The paper introduces the fermion bag approach to address the fermion sign problem in lattice field theories, providing a new computational framework that confines the sign problem to small regions called bags, improving efficiency in certain regimes.

Contribution

The paper proposes the fermion bag approach as a novel method to mitigate the fermion sign problem and demonstrates its effectiveness using the 3D massless lattice Thirring model.

Findings

Fermion bags are small and manageable in certain parameter regimes.

The approach yields accurate critical exponents for the quantum phase transition.

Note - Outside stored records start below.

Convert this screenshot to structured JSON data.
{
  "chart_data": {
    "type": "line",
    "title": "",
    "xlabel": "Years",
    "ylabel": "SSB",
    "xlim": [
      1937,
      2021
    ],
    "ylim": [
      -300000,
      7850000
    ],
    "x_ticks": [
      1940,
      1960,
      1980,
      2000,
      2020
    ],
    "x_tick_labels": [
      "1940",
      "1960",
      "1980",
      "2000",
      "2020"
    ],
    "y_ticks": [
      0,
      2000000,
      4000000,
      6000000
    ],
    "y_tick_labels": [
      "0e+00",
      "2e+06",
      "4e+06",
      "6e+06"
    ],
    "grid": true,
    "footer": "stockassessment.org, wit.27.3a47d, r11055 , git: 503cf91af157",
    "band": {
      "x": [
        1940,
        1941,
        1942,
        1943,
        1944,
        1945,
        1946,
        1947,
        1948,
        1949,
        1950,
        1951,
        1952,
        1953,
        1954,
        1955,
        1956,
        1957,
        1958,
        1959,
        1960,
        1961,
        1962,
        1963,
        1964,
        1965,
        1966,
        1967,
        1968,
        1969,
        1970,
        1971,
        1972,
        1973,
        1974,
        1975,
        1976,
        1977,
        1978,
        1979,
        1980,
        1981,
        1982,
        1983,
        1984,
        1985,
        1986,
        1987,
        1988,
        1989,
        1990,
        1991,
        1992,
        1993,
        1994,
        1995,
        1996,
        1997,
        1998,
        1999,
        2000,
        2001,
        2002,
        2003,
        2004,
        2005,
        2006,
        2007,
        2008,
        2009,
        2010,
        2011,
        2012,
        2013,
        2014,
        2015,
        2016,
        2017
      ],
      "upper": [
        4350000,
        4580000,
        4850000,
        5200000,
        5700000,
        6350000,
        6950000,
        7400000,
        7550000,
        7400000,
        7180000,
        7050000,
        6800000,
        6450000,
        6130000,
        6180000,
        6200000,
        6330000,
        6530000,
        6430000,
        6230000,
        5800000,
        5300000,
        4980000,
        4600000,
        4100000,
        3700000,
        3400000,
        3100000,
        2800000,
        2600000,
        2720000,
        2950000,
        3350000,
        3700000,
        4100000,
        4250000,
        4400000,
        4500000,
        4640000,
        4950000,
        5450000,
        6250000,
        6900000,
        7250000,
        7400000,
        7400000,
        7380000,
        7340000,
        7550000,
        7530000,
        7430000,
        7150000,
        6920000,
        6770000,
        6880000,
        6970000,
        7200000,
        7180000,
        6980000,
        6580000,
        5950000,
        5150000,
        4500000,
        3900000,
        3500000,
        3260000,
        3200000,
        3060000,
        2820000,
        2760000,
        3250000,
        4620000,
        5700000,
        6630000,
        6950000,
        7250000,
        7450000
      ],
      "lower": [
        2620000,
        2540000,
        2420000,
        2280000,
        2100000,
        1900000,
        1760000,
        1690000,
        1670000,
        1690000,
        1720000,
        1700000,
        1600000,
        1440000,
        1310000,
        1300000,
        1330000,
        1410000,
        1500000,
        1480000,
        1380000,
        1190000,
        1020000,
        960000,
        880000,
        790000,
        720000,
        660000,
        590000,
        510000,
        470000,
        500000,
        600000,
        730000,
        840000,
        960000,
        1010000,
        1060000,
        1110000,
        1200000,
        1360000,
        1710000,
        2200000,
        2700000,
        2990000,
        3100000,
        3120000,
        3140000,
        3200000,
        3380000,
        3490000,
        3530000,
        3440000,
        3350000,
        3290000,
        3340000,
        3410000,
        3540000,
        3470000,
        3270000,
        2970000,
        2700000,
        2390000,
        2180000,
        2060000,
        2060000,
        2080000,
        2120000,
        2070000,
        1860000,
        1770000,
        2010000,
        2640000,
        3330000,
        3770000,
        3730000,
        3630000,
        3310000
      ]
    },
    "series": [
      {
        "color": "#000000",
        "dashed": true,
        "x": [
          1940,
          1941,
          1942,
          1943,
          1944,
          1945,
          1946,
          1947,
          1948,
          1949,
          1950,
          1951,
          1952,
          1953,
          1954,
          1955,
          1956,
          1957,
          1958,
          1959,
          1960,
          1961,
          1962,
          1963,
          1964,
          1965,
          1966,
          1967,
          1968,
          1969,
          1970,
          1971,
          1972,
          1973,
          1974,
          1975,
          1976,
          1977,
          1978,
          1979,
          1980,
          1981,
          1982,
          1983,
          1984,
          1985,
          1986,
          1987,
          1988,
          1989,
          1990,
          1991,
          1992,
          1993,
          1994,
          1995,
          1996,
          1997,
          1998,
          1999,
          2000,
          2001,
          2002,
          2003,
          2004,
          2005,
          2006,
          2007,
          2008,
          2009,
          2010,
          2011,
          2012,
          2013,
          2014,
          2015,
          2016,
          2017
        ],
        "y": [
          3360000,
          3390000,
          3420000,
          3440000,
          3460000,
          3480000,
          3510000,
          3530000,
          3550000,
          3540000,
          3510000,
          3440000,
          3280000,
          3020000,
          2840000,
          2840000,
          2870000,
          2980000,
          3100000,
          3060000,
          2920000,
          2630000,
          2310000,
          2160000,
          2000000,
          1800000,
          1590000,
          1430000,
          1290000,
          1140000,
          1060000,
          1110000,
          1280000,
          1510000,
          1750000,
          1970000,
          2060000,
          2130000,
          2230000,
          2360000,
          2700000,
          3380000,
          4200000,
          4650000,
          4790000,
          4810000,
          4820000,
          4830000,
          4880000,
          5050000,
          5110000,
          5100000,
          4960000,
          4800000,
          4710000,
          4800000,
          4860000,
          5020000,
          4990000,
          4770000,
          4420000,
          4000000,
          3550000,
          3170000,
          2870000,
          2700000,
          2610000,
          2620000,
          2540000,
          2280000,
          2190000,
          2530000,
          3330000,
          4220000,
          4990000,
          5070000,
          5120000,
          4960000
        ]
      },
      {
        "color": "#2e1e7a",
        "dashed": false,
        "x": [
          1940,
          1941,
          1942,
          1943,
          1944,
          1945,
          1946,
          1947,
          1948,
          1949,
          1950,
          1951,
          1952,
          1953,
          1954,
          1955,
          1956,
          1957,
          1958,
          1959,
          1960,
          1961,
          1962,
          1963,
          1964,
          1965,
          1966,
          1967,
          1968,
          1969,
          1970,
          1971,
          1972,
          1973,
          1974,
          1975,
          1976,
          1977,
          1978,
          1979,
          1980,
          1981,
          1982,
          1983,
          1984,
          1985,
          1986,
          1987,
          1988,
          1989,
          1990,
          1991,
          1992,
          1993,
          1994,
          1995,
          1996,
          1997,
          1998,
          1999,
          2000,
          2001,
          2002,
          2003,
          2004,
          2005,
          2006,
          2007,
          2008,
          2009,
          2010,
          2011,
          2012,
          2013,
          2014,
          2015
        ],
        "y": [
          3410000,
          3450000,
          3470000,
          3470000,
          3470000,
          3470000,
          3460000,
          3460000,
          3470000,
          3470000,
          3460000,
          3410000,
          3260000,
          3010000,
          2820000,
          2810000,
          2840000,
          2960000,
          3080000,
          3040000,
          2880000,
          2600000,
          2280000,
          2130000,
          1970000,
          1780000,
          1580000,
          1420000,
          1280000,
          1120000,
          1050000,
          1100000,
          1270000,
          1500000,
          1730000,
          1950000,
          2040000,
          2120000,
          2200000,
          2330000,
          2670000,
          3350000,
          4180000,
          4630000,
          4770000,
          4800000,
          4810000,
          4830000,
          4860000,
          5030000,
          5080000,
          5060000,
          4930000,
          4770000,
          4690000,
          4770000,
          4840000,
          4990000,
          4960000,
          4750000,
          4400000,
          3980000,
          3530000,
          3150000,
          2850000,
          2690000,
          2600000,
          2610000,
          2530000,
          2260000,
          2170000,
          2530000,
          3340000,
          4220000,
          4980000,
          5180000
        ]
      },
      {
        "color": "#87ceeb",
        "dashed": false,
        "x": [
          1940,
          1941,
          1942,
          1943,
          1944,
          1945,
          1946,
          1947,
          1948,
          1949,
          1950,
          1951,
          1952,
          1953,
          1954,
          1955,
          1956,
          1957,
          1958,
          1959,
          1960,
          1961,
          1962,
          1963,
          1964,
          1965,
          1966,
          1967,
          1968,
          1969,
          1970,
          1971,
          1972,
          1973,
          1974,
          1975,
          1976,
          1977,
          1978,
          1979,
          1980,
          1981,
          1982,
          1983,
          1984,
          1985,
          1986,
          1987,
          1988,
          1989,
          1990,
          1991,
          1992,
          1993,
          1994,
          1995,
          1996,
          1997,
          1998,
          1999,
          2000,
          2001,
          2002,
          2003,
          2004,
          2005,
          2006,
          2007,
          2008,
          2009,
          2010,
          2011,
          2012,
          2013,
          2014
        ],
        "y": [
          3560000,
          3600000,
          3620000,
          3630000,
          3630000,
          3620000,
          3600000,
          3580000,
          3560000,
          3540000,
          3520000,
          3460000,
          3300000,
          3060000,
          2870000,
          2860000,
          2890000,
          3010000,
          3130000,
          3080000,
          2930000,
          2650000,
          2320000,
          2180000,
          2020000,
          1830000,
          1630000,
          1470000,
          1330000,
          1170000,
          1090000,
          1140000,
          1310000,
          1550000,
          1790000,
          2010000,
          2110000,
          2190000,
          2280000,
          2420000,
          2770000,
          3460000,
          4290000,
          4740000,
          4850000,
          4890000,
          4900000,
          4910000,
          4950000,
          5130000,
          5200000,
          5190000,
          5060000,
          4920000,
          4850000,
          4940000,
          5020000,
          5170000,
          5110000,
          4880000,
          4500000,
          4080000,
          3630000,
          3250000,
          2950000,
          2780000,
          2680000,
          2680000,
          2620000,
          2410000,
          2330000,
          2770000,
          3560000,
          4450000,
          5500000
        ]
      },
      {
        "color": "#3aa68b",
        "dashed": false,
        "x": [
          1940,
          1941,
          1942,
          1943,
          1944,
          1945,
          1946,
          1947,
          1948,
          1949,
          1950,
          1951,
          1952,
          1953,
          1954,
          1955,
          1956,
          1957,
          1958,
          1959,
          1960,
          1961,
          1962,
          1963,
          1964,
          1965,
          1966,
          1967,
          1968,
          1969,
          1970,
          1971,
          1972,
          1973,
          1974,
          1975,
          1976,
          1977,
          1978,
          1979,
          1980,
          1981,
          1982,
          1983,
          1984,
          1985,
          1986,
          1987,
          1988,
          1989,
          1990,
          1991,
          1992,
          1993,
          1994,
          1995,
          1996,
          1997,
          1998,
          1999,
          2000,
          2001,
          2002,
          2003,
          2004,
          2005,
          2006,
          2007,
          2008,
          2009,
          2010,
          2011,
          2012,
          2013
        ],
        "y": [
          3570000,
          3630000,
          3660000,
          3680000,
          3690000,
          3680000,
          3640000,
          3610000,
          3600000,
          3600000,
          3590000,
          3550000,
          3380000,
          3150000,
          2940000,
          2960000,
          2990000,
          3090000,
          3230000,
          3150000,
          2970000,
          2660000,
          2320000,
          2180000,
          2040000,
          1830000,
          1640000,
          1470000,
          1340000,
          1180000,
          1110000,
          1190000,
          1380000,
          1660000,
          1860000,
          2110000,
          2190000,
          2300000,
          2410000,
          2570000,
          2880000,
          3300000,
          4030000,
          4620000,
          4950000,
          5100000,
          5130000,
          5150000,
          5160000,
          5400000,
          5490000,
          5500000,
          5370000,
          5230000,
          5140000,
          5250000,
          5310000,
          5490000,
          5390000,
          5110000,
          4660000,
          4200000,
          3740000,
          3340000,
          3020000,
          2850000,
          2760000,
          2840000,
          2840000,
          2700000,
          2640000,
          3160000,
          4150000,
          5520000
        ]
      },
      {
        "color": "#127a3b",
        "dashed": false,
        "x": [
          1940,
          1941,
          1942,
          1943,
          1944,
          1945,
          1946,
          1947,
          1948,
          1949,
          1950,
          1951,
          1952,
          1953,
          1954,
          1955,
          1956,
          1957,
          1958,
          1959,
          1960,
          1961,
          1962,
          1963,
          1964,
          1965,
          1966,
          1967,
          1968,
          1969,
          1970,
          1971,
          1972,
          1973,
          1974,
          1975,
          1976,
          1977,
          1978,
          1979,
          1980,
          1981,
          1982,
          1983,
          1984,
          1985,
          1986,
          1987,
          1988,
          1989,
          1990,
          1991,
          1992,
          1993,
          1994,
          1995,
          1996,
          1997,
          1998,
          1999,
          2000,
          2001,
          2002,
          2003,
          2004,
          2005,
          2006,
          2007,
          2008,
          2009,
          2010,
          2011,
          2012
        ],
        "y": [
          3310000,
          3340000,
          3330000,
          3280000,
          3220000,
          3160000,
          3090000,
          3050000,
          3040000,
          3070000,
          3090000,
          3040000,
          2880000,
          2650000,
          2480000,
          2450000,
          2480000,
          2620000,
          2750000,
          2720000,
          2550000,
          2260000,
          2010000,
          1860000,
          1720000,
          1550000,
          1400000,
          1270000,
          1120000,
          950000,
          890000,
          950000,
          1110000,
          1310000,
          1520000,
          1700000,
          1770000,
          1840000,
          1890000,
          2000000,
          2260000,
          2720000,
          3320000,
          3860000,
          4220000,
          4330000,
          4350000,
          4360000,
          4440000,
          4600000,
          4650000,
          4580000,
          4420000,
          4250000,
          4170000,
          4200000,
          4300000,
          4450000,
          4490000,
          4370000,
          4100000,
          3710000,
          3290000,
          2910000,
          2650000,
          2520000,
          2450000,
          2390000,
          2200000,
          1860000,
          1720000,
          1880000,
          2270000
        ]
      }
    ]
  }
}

Provides insights and solutions to the sign problem and the silver blaze problem.

Abstract

We propose a new approach to the fermion sign problem in systems where there is a coupling $U$ such that when it is infinite the fermions are paired into bosons and there is no fermion permutation sign to worry about. We argue that as $U$ becomes finite fermions are liberated but are naturally confined to regions which we refer to as {\em fermion bags}. The fermion sign problem is then confined to these bags and may be solved using the determinantal trick. In the parameter regime where the fermion bags are small and their typical size does not grow with the system size, construction of Monte Carlo methods that are far more efficient than conventional algorithms should be possible. In the region where the fermion bags grow with system size, the fermion bag approach continues to provide an alternative approach to the problem but may lose its main advantage in terms of efficiency. The fermion bag approach also provides new insights and solutions to sign problems. A natural solution to the "silver blaze problem" also emerges. Using the three dimensional massless lattice Thirring model as an example we introduce the fermion bag approach and demonstrate some of these features. We compute the critical exponents at the quantum phase transition and find $\nu=0.87(2)$ and $\eta=0.62(2)$.